The dirty job cited above is the grimy assignment of serving in elective office.
And to do that duty, you first have to do the lowdown work of getting elected — unless you’re appointed to finish somebody else’s term.
Just don’t be too tough on the candidates who put themselves on the ballot lines. That includes the hardy souls subjecting themselves to the electorate’s fickle, notoriously misinformed verdicts in today’s municipal elections in these parts.
After all, the candidates are rough enough on each other in a public spectacle that challenges their qualifications, intelligence and, in some cases, even integrity.
Unsigned correspondence sent my way last week condemned several Mount Pleasant Town Council candidates. Among the headlines over those poison-pen letters: “Can One Benefit Financially From Holding Public Office?” and “Let’s Not Be Fooled Again!!!”
Whoa there on the exclamation points!
And woe be unto naive candidates who imagine that mortifying political, professional and even personal truths won’t be used against them. They often also must endure vicious lies.
Still, as a member of this paper’s editorial board, I’m consistently impressed by the commitment of local candidates who come to see us, seeking our endorsements.
The perils of power
Win the governorship and you get to travel the world selling South Carolina and decide the final fate of death-row inmates waiting for a pardon.
Win a U.S. senatorship and you get to judge who gets to sit on the federal bench — including the Supreme Court.
Win the presidency and you get to command the most awesome military might in human history.
Win a spot on a municipal council and you get late-night phone calls from irate constituents about tax bills and flooded streets.
Aspirants for local office also suffer from the public’s distrust in politicians — a credibility gap widened by these (among other) pledges from our last four presidents ...
George H.W. Bush, as president: “Read my lips: No new taxes!”
Bill Clinton, as president: “I did not have sexual relations with that woman, Miss Lewinsky.”
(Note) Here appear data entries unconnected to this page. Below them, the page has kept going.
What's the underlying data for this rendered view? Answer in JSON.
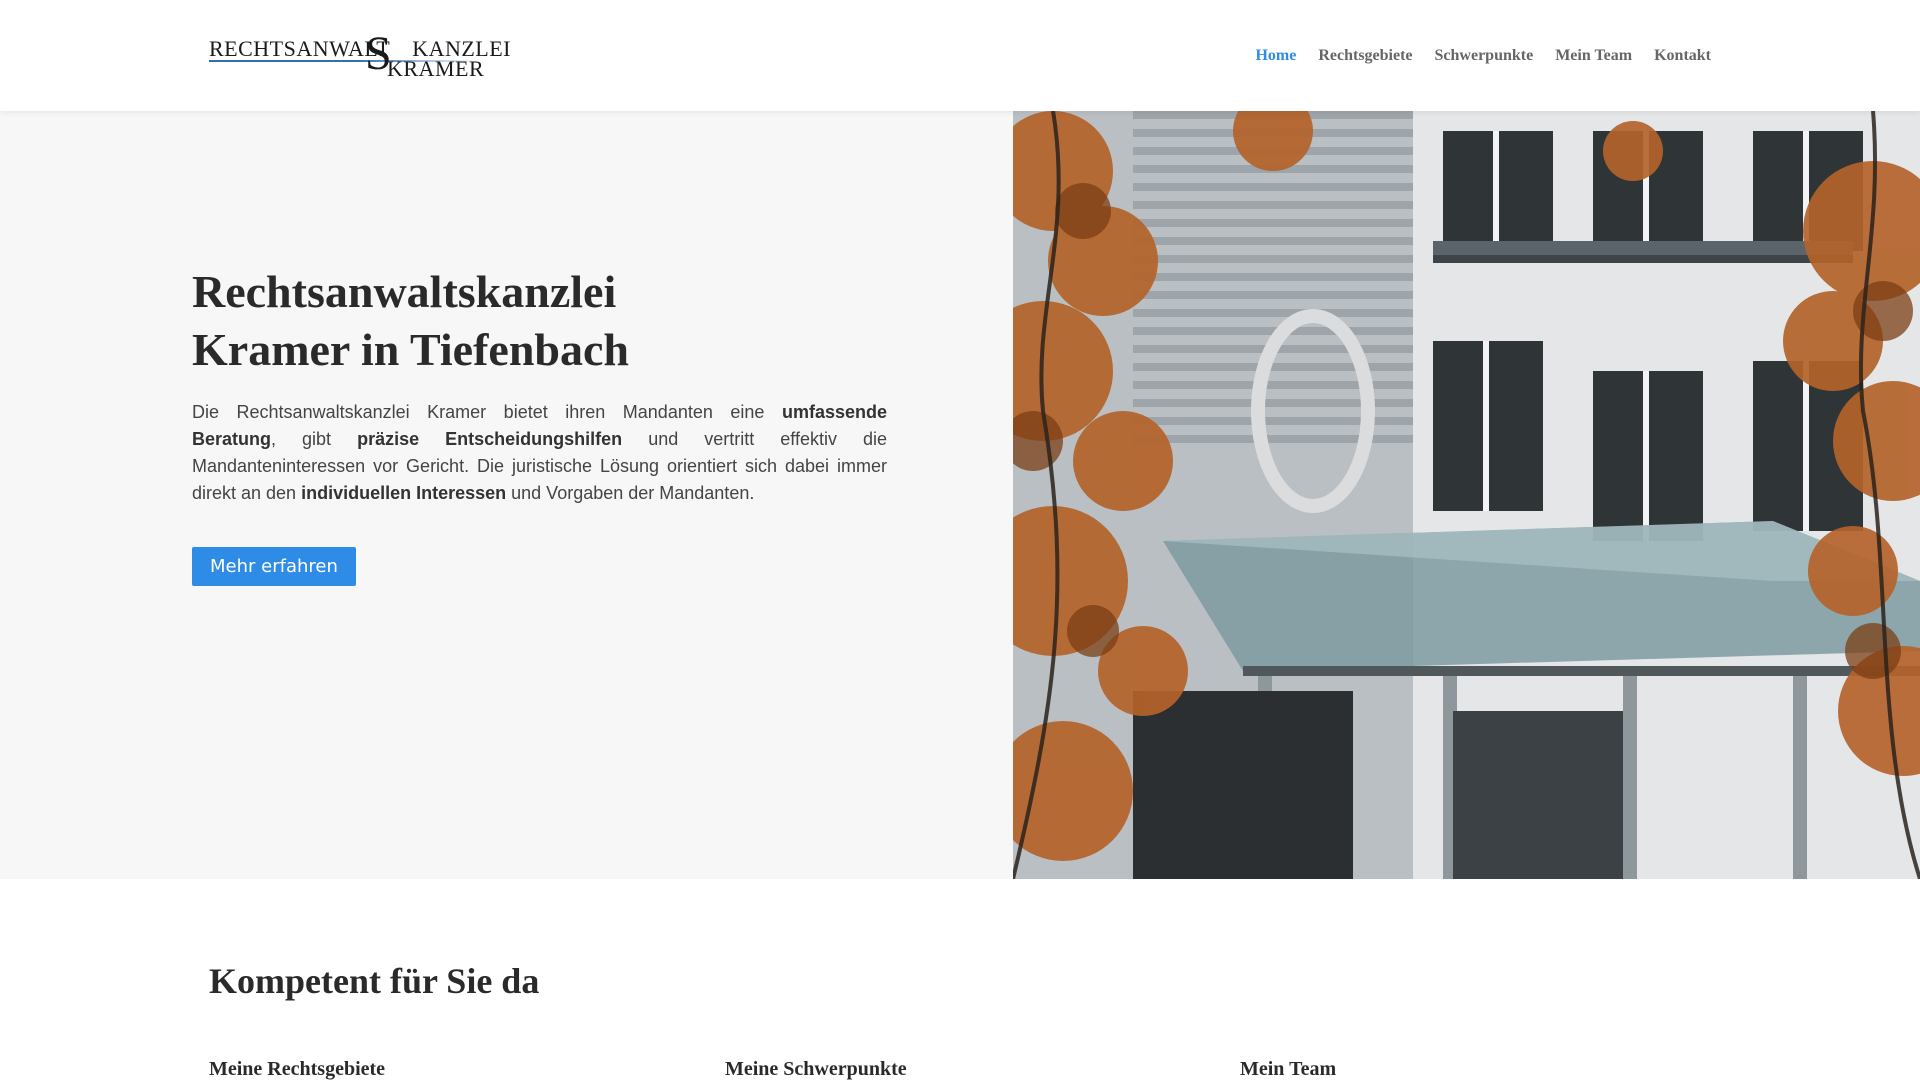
{
  "header": {
    "logo": {
      "line_top": "RECHTSANWALT",
      "line_top_right": "KANZLEI",
      "line_bottom": "KRAMER",
      "monogram": "S"
    },
    "nav": [
      {
        "label": "Home",
        "active": true
      },
      {
        "label": "Rechtsgebiete",
        "active": false
      },
      {
        "label": "Schwerpunkte",
        "active": false
      },
      {
        "label": "Mein Team",
        "active": false
      },
      {
        "label": "Kontakt",
        "active": false
      }
    ]
  },
  "hero": {
    "title_line1": "Rechtsanwaltskanzlei",
    "title_line2": "Kramer in Tiefenbach",
    "text": {
      "p1": "Die Rechtsanwaltskanzlei Kramer bietet ihren Mandanten eine ",
      "b1": "umfassende Beratung",
      "p2": ", gibt ",
      "b2": "präzise Entscheidungshilfen",
      "p3": " und vertritt effektiv die Mandanteninteressen vor Gericht. Die juristische Lösung orientiert sich dabei immer direkt an den ",
      "b3": "individuellen Interessen",
      "p4": " und Vorgaben der Mandanten."
    },
    "button_label": "Mehr erfahren"
  },
  "section": {
    "title": "Kompetent für Sie da",
    "columns": [
      {
        "heading": "Meine Rechtsgebiete"
      },
      {
        "heading": "Meine Schwerpunkte"
      },
      {
        "heading": "Mein Team"
      }
    ]
  },
  "colors": {
    "accent": "#2e8ce6",
    "hero_bg": "#f7f7f7",
    "nav_text": "#666666",
    "heading_text": "#2a2a2a"
  }
}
George W. Bush, as presidential candidate: “I don’t think our troops ought to be used for what’s called nation building.”
Barack Obama, as president: “If you like your health-care plan, you’ll be able to keep your health-care plan. No one will take it away, no matter what.”
Maybe some of those presidents believed some of those things at the time.
Maybe serving in high, low, or in-between elective office isn’t as easy as it looks.
Consider the plight of our senior U.S. senator.
Lindsey Graham has a solid conservative voting record and knows his stuff. He also knows, however, that his stances for immigration reform and against “defunding” Obamacare, though logical, have riled many right-wing voters in our state. A neighbor of mine even has a “Lose Lindsey” sign in his yard.
A sign that Graham is taking next year’s primary seriously: He will introduce a bill this week to ban all abortions after 20 weeks of pregnancy.
OK, what many expectant moms feel kicking inside them by, and frequently before, the 20th week is much more than a mere zygote. It’s a fetus within four weeks of viability outside the womb.
Yet abortion has been a legal U.S. reality for four decades. It’s also culturally ingrained as a “woman’s right,” despite the fact that China and India are increasingly skewed toward male majorities because so many parents exercise their right to choose aborting female fetuses.
Whose folly now?
Back to U.S. political reality: Exit polls showed Mitt Romney won not only the men’s vote but the married women’s vote a year ago Wednesday. Obama’s huge edge among single women cost Romney the presidency.
Now Graham, who has rightly branded the GOP’s hard line on immigration as a self-inflicted electoral disaster (Hispanics heavily backed Obama last year), proposes further alienating single women. And all for a symbolic stunt as futile as that quixotic “defunding” quest he decried.
Hey, he wants to keep his job.
Meanwhile, municipal candidates want much lower-paying elective jobs of their own.
And thanks to their willingness to brave the political fray, registered voters can have a meaningful say today.
That is, if voters bother to do their self-governing job.